Regulatory role is important as there are some really unbelievable bad things still going on, and we have to protect residents and their education. Trying to be more open minded, but still a lot of people with an old-style mindset – especially in the boards. Improving access to info such as tools and best practices, redesigning web-site, etc. It’s all about the balance required in self-regulation of professions.
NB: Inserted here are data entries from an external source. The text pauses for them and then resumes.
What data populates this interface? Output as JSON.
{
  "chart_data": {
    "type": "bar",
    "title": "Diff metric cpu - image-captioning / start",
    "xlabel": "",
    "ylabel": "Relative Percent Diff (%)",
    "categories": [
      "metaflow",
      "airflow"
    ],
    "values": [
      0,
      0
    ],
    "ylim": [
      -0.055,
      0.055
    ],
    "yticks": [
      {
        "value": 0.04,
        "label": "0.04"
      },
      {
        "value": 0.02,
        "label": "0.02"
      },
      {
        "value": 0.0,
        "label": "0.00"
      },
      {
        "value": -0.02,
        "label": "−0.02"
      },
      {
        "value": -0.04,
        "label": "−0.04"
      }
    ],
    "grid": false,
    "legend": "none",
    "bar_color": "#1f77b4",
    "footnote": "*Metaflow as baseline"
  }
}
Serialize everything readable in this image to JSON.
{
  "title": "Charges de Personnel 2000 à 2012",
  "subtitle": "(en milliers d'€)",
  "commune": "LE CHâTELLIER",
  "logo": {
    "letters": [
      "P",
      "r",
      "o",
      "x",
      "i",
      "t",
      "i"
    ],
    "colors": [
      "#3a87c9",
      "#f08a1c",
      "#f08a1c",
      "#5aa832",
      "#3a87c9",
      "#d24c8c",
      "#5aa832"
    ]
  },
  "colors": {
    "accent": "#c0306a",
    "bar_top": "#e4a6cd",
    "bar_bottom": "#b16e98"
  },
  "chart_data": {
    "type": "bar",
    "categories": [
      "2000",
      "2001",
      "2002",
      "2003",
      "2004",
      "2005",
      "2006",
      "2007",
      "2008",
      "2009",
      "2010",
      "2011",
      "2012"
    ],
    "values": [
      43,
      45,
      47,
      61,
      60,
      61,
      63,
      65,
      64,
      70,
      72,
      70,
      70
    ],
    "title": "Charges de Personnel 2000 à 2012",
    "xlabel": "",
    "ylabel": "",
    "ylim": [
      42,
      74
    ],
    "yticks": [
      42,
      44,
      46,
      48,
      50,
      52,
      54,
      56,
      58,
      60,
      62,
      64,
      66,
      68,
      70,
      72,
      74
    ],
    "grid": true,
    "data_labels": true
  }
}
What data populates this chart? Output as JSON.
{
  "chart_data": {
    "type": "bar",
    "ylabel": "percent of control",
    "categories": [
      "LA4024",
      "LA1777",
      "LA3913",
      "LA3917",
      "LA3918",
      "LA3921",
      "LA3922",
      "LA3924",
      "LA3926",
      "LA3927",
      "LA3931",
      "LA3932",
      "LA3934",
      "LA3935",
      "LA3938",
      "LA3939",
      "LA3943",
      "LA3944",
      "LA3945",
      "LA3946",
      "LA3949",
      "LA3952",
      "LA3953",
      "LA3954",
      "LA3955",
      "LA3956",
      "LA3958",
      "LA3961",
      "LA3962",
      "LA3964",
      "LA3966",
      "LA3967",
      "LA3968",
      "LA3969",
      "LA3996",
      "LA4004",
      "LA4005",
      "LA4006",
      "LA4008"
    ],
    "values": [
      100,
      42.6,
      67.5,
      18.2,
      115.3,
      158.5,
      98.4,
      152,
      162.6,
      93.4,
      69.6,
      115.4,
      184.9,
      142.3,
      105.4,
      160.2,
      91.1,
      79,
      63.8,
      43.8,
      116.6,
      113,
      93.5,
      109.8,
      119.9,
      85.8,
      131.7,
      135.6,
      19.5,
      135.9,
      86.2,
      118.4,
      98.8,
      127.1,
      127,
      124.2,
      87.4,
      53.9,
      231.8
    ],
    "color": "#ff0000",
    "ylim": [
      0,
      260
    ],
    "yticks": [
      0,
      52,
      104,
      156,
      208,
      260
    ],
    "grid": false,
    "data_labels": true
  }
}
Please let me know if you encounter any difficulties with ACGME staff or process.
Q: How to use EPAs in conjunction with the milestones to engage faculty.
a) Medical educators have a hard time distinguishing competencies, sub competencies and milestones and instead think along EPA terms.
b) However, thinking along the lines of EPAs is necessary but not sufficient because faculty need to "diagnose" and so need to have access to mapped competencies, etc.
c) Competency based assessment should be viewed as an ongoing faculty development effort this is circularly related to providing trainee assessment.
d) Also the definition and use of EPAs is evolving.
Q: I am in a group developing EPA's for Emergency Medicine. One concern that's been expressed is, if an evaluator is "signing off" on an EPA, how do we ensure that the evaluator is considering all the various elements/competencies underlying the EPA? That is, if they say "yup, this resident can manage a patient with multiple chronic diseases" how do you ensure the evaluator is not just thinking about Medical Knowledge or patient care but is also considering communication, professionalism, appropriate systems use, etc.
The “nesting" feature was useful in that some faculty will only be able to assess a small piece of a bigger EPA, mainly due to the way we currently structure rotations. So while an evaluator might not be able to say "manages a patient with multiple chronic diseases" they might be able to say "manages the features of other underlying chronic disease during an acute exacerbation of a medical problem" (i.e. canstay on top of a patient's diabetes while they are hospitalized for a COPD exacerbation). The CCC/PD can look at the bigger, more global picture while an "average" faculty member might assess the smaller pieces nested within.